Copland, das Chamäleon des modernen Jazz, war seit 1993 schon unzählige Male in Neuburg zu Gast. Gerade seine Fans im Birdland-Jazzclub konnten anhand jedes der Konzerte die Metamorphose des freundlichen Amerikaners mit dem feinen, kultivierten Humor und der Ausnahmebegabung an den 88 Elfenbeintasten hautnah mitverfolgen, seinen Aufstieg vom ehemaligen Saxofonisten zum Geheimtipp, vom angesehenen Pianisten zum gereiften, aus dem Rahmen fallenden Weltstar. Bei jedem Copland-Konzert durfte das Publikum im Hofapothekenkeller davon ausgehen, dass es wieder eine andere Facette dieses grandiosen Musiker serviert bekam. Selbst bekannte Stücke spielt der 71-Jährige immer anders, weil er nichts so sehr verabscheut, wie die Selbstkopie.

Aus diesem Grund wirkt das aktuelle Konzept, das Copland und seine kongenialen Mitstreiter Drew Gress (Kontrabass) und Jeff Williams (Schlagzeug) in der intimen, stillen Atmosphäre des fast ausverkauften Gewölbes ausbreiten, charmant. Wählte der Amerikaner früher meist dunkle, introspektive Eigenkompositionen, so beschäftigt er sich heute überwiegend mit Standards oder anderen bekannten Weisen. Aber wie bei seinem Kollegen Keith Jarrett entsteht aus dem scheinbar in Stein gemeißelten hier immer etwas Unbekanntes, Überraschendes. „Love Letter“, seine Hommage an den verstorbenen Freund und jahrzehntelangen Partner John Abercrombie, mit dem er selbst mehrere Male in Neuburg gastierte, verfeinert er zu einer fragilen, hauchzarten Ballade, einem klingenden Gedicht, schlendernd, nachdenklich, ein wenig traurig, aber schlussendlich voller Hoffnung, vor allem, wenn Drew Gress Basslinien wie feinen Sand in den Hofapothekenkeller rieseln lässt.

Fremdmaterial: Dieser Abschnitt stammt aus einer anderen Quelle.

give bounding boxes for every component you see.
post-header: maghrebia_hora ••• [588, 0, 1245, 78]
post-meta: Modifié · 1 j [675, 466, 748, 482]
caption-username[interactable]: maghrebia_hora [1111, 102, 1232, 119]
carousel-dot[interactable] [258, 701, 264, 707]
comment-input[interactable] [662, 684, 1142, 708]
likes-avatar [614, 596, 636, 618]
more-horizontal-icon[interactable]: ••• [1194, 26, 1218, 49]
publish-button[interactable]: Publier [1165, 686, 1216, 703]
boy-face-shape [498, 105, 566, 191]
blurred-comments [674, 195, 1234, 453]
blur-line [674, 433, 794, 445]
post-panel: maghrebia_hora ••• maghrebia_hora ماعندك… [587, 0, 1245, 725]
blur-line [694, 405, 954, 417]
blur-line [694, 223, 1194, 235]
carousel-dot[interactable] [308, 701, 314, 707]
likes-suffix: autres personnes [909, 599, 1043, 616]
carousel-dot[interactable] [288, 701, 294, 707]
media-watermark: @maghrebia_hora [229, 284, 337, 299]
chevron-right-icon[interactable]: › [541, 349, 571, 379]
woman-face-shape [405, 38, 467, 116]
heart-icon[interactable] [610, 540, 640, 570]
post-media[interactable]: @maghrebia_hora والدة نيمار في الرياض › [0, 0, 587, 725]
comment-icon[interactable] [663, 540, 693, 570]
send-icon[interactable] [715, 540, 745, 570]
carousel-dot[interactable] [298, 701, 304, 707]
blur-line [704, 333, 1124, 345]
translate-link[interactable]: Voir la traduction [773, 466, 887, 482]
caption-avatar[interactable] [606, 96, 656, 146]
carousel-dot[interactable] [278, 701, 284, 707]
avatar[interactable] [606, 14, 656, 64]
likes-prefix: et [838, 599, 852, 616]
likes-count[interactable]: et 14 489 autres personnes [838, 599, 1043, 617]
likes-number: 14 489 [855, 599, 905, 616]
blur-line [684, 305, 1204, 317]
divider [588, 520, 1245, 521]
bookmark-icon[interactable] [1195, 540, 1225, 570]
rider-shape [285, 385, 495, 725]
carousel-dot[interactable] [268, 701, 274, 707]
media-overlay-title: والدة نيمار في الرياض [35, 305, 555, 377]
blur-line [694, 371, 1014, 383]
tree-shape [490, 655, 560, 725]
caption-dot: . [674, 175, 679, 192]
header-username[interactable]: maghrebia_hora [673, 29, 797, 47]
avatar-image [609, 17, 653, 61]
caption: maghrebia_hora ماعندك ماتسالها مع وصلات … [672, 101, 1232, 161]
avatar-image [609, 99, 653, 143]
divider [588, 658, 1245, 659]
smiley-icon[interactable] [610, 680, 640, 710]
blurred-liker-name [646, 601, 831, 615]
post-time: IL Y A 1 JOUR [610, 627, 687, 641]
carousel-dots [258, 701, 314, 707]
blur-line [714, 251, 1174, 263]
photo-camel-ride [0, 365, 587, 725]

Neu ist auch Marc Coplands Hang zum kräftig pulsierenden, aber nie plump fußwippenden Swing, der in manchen Passagen fast wie ein mitternächtliches Jam-Intermezzo in einem New Yorker Jazzclub Anfang der 1960er Jahre anmutet. Auch ein Verdienst von Ersatz-Drummer Jeff Williams, der für den erkrankten Joey Baron eingesprungen war, aber so sicher und kommunikativ agierte, als wäre er seit langem fester Bestandteil des Trios. Wenn Copland Themen aus dem „Great American Songbook“ wie „Darn That Dream“ anstimmt, dann wirken diese im Gegensatz zu früher geradezu extrovertiert und nicht mehr wie ein versiegeltes Bergwerk voller Emotionen. Fast hat es den Anschein, als sei der ewige hadernde, introvertierte Grübler im gesetzten Alter endlich mit sich im Reinen, glücklich über seinen aktuellen Status, was jeder vor allem bei seiner Wahnsinnsinterpretation vom Herbie Hancocks „Cantaloup Island“ nachhören kann. Wie er, Gress und Williams das vibrierende, züngelnde Thema, das Jüngere nur mehr in der US3-Version „Cantaloop“ kennen, diesen berühmten Groove trotz einer Reihe verschobener Takte, abgewandelter Harmonien und durchbrochener Rhythmen als mächtigen, wellenförmigen Fluss unter dem Thema durchlaufen lassen, das ist schlicht grandios. Nur eine Facette eines Abends mit fünf Sternen, der am Schluss nach minutenlangen Ovationen die Qualität eines Geschenks für seine treue Anhängerschar in Neuburg erlangt hat.